One patient (2.6%) had a complete response (CR), 15 (38.5%) PR, 14 (35.9%) SD, and 9 (23%) PD. Eleven (28.2%) had a long-lasting response, of more than 1 year. The median PFS was 9 months (IQR, 4.4–39.4; Fig. 2D). Notably, median PFS of responding patients was 15.4 months (IQR, 8.5–47.3). One female patient with a retroperitoneal PEComa and metastases in the lung was treated with sirolimus, but treatment was stopped after 19 months because of pneumonitis. She progressed after 2 months and responded to sirolimus rechallenge, with a durable response of 12 months prior to experiencing a further disease progression. At the time of such progression, the plasma value of sirolimus was 5.5 ng/mL. The dose of sirolimus was increased from 5 mg to 8 mg. The plasma value increased to 16 ng/dL and the disease was stabilized for over 6 months.

Another patient with hepatic metastases from visceral PEComa, underwent surgery of all hepatic lesions after a PR to sirolimus (Supplementary Fig. S2). The pathology report highlighted a pathologic CR defined as the absence of residual tumor cells, replaced by fibromyxoid stroma, on hematoxylin and eosin evaluation in the entire resected specimen. The patient did not receive mTOR inhibition after surgery and progressed 3 months later. Sirolimus was resumed at progression and a further PR during over 1 year was observed (still ongoing at time of last follow-up).

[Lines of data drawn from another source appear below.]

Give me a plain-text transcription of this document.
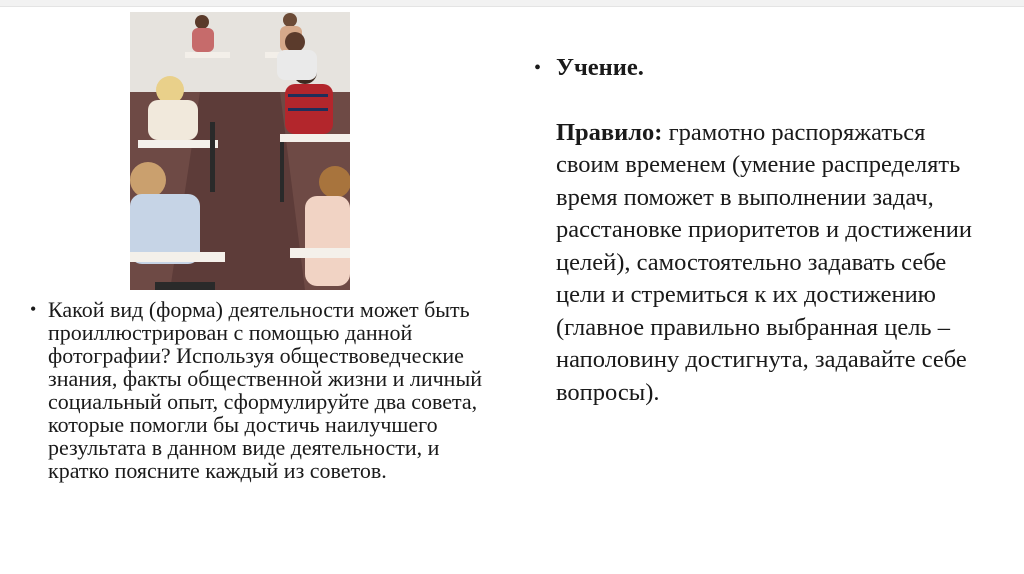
• Какой вид (форма) деятельности может быть проиллюстрирован с помощью данной фотографии? Используя обществоведческие знания, факты общественной жизни и личный социальный опыт, сформулируйте два совета, которые помогли бы достичь наилучшего результата в данном виде деятельности, и кратко поясните каждый из советов.
• Учение.
Правило: грамотно распоряжаться своим временем (умение распределять время поможет в выполнении задач, расстановке приоритетов и достижении целей), самостоятельно задавать себе цели и стремиться к их достижению (главное правильно выбранная цель – наполовину достигнута, задавайте себе вопросы).
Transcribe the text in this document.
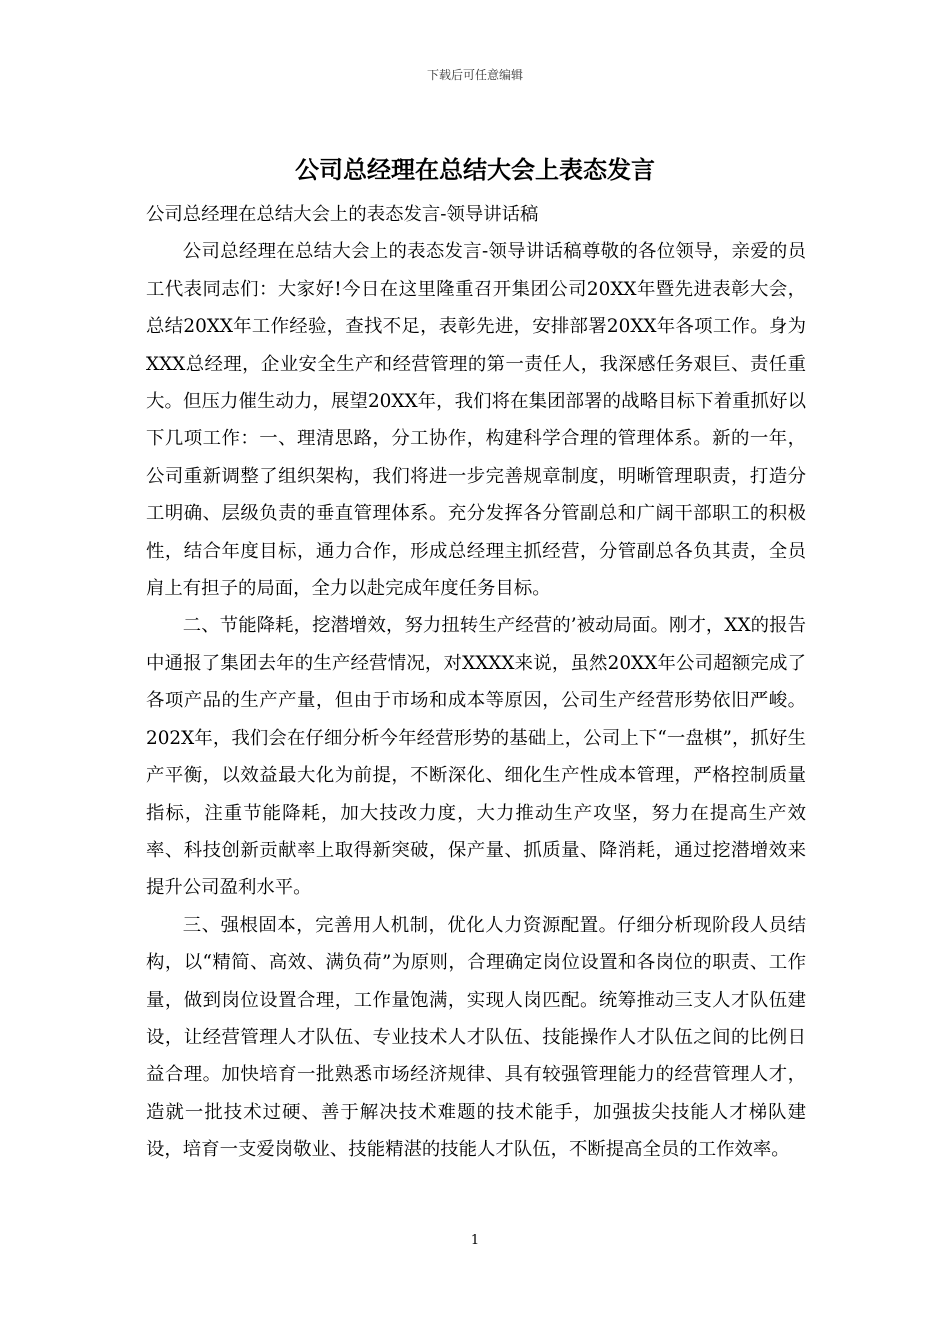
下载后可任意编辑
公司总经理在总结大会上表态发言

公司总经理在总结大会上的表态发言-领导讲话稿

公司总经理在总结大会上的表态发言-领导讲话稿尊敬的各位领导，亲爱的员工代表同志们：大家好!今日在这里隆重召开集团公司20XX年暨先进表彰大会，总结20XX年工作经验，查找不足，表彰先进，安排部署20XX年各项工作。身为XXX总经理，企业安全生产和经营管理的第一责任人，我深感任务艰巨、责任重大。但压力催生动力，展望20XX年，我们将在集团部署的战略目标下着重抓好以下几项工作：一、理清思路，分工协作，构建科学合理的管理体系。新的一年，公司重新调整了组织架构，我们将进一步完善规章制度，明晰管理职责，打造分工明确、层级负责的垂直管理体系。充分发挥各分管副总和广阔干部职工的积极性，结合年度目标，通力合作，形成总经理主抓经营，分管副总各负其责，全员肩上有担子的局面，全力以赴完成年度任务目标。

二、节能降耗，挖潜增效，努力扭转生产经营的’被动局面。刚才，XX的报告中通报了集团去年的生产经营情况，对XXXX来说，虽然20XX年公司超额完成了各项产品的生产产量，但由于市场和成本等原因，公司生产经营形势依旧严峻。202X年，我们会在仔细分析今年经营形势的基础上，公司上下“一盘棋”，抓好生产平衡，以效益最大化为前提，不断深化、细化生产性成本管理，严格控制质量指标，注重节能降耗，加大技改力度，大力推动生产攻坚，努力在提高生产效率、科技创新贡献率上取得新突破，保产量、抓质量、降消耗，通过挖潜增效来提升公司盈利水平。

三、强根固本，完善用人机制，优化人力资源配置。仔细分析现阶段人员结构，以“精简、高效、满负荷”为原则，合理确定岗位设置和各岗位的职责、工作量，做到岗位设置合理，工作量饱满，实现人岗匹配。统筹推动三支人才队伍建设，让经营管理人才队伍、专业技术人才队伍、技能操作人才队伍之间的比例日益合理。加快培育一批熟悉市场经济规律、具有较强管理能力的经营管理人才，造就一批技术过硬、善于解决技术难题的技术能手，加强拔尖技能人才梯队建设，培育一支爱岗敬业、技能精湛的技能人才队伍，不断提高全员的工作效率。

1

In eight (20%) patients treated with mTOR inhibitors, the primary tumor site was the uterus, while in 32 (80%) the primary site was extrauterine. In the group of uterine PEComas, 1 of 8 patients had a PR (12.5%), and 3 (37.5%) had SD. In the group of extrauterine PEComas, 16 of 31 evaluable patients by RECIST had a PR (51.6%) and 10 (32.3%) had stable disease. Notably, we observed a nonsignificant trend, toward a worse PFS for patients with uterine versus extrauterine PEComa [median PFS 6.4 vs. 10.4 months, respectively; HR, 1.51; 95% confidence interval (CI), 0.94–2.43; P = 0.09; Supplementary Fig. S3].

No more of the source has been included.